Depuis 2021, les banques européennes ont connu une très bonne performance. Malgré cette surperformance notable, la valorisation relative des banques européennes par rapport à leurs homologues américaines demeure en ligne avec sa moyenne sur dix ans.
• Cette surperformance s’explique par la remontée structurelle de leur profitabilité depuis 2021, des flux acheteurs en provenance d’investisseurs internationaux désireux de s’exposer au marché européen, l’augmentation de la rémunération des actionnaires après la levée des interdictions des régulateurs post-Covid et l’augmentation de la génération de trésorerie par les banques, la pentification de la courbe des taux qui a permis de doper la marge nette d’intérêt des banques et une amélioration de la qualité des actifs au bilan des banques.

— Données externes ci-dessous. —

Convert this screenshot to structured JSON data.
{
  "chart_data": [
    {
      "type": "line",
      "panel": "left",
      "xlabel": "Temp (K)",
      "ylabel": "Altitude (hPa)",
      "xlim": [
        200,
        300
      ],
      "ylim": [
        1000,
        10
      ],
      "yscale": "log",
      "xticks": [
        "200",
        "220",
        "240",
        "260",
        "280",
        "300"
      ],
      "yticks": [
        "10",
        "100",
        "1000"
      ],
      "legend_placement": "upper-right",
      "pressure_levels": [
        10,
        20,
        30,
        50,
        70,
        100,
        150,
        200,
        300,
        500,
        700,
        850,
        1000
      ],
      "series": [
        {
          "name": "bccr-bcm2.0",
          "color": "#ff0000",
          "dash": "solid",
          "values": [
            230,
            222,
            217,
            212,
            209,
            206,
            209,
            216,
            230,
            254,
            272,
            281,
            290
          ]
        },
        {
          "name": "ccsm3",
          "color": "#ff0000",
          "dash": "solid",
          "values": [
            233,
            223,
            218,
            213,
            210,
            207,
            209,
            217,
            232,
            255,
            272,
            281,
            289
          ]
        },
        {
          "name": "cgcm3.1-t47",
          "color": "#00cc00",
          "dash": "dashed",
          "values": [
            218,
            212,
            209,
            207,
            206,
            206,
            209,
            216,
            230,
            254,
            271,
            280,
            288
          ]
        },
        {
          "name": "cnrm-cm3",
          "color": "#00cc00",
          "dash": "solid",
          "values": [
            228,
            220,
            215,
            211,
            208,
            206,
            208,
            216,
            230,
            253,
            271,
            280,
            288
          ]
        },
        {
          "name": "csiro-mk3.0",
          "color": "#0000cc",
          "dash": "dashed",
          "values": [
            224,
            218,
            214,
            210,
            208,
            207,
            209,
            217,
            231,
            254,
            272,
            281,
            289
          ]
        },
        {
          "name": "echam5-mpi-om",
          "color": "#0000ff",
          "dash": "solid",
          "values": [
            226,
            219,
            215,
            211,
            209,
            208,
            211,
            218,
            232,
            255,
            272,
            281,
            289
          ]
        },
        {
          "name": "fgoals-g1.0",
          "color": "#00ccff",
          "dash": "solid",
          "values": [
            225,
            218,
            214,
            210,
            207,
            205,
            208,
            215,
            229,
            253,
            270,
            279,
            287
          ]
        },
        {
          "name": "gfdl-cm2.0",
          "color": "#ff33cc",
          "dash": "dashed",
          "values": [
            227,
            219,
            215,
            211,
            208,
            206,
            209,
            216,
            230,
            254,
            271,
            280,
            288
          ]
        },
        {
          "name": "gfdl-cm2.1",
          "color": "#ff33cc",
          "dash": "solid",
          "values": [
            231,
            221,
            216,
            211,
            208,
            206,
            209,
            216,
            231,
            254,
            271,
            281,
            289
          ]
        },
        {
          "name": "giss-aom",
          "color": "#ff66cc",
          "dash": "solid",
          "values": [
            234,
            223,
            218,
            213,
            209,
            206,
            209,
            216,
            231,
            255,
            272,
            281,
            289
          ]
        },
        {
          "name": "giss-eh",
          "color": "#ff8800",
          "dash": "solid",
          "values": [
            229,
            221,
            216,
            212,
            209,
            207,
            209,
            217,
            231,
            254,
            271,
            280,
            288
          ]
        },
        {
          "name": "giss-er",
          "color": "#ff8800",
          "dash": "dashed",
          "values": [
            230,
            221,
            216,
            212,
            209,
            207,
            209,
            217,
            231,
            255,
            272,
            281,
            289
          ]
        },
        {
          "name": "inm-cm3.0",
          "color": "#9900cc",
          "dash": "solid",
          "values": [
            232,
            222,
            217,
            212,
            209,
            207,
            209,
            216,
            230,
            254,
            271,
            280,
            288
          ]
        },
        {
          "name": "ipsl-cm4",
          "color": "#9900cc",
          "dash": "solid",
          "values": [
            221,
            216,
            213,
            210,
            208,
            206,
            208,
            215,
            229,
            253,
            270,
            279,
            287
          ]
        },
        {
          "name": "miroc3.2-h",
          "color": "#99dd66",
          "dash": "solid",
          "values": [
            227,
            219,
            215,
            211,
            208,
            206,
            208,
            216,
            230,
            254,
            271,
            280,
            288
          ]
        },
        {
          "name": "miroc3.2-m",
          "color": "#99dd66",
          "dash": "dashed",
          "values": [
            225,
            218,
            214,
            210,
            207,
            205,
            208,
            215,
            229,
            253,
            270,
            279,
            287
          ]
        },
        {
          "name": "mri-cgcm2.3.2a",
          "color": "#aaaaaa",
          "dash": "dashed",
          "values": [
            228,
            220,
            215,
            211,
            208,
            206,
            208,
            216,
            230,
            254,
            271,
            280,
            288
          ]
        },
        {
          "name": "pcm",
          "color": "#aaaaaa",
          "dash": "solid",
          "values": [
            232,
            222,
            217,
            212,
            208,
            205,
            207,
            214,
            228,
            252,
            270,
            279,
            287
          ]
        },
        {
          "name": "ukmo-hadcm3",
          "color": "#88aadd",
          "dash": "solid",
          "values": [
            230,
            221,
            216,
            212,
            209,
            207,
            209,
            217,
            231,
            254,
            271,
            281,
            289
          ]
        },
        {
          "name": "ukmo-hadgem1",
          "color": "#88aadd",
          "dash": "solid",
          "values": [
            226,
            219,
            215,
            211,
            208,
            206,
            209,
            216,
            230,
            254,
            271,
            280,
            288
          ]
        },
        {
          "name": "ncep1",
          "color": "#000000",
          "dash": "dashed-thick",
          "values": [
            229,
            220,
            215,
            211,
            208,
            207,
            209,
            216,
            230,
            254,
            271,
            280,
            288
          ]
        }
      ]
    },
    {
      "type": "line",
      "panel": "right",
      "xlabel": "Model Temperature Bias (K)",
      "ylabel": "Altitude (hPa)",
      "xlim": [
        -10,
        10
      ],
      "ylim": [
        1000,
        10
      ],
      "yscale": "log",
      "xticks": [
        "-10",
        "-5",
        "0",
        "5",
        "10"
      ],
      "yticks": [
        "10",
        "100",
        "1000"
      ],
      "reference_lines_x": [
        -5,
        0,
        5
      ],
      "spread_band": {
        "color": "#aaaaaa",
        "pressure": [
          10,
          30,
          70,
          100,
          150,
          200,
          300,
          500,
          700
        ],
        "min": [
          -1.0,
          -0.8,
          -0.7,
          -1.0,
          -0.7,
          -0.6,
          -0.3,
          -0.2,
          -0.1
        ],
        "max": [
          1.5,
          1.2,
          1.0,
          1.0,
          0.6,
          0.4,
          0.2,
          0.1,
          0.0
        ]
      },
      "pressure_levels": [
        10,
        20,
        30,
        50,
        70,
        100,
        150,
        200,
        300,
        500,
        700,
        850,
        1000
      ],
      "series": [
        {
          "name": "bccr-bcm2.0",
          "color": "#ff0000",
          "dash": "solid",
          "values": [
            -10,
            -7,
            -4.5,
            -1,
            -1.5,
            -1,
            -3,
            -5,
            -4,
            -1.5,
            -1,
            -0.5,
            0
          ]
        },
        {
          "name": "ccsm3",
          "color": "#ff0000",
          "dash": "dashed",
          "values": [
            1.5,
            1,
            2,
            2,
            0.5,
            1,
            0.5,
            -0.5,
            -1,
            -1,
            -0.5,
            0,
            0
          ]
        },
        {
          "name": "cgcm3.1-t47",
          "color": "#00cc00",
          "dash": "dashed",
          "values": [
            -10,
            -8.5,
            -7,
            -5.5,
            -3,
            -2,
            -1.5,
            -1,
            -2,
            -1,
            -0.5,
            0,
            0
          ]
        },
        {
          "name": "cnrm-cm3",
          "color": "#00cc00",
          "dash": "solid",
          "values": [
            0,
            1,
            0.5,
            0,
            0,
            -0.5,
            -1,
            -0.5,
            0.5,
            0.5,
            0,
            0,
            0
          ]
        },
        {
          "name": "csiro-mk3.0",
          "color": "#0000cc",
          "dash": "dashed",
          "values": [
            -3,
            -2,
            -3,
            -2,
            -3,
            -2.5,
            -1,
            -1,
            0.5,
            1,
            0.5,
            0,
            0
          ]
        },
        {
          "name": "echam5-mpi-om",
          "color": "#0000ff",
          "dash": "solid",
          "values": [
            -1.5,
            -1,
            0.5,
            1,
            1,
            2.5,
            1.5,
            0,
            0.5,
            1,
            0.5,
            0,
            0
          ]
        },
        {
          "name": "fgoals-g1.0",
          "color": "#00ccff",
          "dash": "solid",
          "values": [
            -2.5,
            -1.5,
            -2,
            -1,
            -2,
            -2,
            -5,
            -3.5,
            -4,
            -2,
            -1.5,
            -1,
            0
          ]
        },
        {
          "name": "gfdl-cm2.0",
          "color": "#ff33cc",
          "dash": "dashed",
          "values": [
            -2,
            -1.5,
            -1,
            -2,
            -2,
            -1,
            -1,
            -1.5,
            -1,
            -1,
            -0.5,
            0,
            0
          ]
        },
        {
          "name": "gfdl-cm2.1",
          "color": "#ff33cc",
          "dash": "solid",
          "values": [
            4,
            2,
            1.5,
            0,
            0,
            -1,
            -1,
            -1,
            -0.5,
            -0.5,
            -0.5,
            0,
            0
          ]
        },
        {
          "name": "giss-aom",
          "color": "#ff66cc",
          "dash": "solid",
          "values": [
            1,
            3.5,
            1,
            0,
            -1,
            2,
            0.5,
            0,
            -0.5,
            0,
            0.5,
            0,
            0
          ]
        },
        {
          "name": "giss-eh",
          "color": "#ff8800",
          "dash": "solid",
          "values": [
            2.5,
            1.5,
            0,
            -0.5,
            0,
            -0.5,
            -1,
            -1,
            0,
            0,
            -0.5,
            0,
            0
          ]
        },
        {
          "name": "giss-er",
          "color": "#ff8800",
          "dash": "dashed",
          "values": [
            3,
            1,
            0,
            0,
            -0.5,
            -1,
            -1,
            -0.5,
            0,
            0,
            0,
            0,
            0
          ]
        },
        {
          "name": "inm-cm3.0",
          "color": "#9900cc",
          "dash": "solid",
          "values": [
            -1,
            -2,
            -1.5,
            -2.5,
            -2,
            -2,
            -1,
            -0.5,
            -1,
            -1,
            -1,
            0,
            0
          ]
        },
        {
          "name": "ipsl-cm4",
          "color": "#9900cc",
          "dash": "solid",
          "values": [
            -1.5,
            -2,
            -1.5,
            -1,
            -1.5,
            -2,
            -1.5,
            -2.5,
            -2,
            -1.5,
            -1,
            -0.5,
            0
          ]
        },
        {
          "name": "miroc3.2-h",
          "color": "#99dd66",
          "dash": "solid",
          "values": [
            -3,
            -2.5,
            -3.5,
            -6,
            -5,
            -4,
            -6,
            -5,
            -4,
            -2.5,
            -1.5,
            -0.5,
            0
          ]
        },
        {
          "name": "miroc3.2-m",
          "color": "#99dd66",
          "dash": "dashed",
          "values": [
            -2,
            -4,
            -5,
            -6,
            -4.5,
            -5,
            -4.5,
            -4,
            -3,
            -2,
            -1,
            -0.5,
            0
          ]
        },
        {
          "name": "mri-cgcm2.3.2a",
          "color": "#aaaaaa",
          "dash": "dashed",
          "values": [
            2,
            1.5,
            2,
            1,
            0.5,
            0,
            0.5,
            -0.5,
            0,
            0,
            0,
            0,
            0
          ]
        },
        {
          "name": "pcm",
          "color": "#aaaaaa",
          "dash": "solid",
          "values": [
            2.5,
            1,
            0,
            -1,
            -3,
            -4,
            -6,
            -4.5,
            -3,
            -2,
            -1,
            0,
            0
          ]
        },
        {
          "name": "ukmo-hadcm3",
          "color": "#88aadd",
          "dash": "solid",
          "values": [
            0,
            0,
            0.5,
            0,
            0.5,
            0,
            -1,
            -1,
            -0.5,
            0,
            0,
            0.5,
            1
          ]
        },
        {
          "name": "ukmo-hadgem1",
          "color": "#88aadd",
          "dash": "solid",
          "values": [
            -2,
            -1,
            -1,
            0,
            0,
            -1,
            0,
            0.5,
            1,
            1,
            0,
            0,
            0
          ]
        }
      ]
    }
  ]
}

• La dynamique positive sur les banques européennes devrait se poursuivre, grâce à plusieurs catalyseurs : (1) La poursuite de l’expansion des Revenus Nets d’Intérêts (RNI) de par la pentification de la courbe des taux ; (2) des revenus hors-RNI dopés par les commissions générées par la banque d’investissement ; (3) les activités de banque privée et de gestion de fortune continuant à profiter de la performance des marchés financiers ; (4) les gains en efficience des banques ; (5) le retour de la consolidation après l’offre publique d’achat (OPA) du géant italien UniCredit sur Commerzbank et la nécessité pour les banques européennes d’atteindre des tailles suffisantes pour financer les programmes européens ; et (6) la polarisation des banques sur l’amélioration de leur rentabilité, qui devrait doper leur valorisation.
• Nous privilégions au niveau actions :
o Des banques ayant un mix de revenus diversifié entre RNI et commissions ;
o Au sein des commissions, des banques ayant un chiffre d’affaires orienté vers la banque d’affaires et la gestion de patrimoine ou d’actifs, à plus forte marge ;
o Des banques ayant une valorisation attractive et un rendement élevé pour les actionnaires ;
o Des banques ayant des perspectives de croissance des bénéfices par action (BPA).
• Au niveau obligataire, en dépit de l’amélioration notable des fondamentaux du secteur, les obligations du secteur bancaire continuent de se traiter avec des écarts de rendement (ou spreads) importants, qui s’expliquent par plusieurs facteurs techniques, mais qui représentent une opportunité pour les allocations obligataires.
D’ailleurs, les obligations bancaires ont surperformé depuis 2022, preuve que de nombreux investisseurs s’intéressent à elles malgré leur spread plus élevé. Ce mouvement devrait se poursuivre, mais nous recommandons de rester sélectif.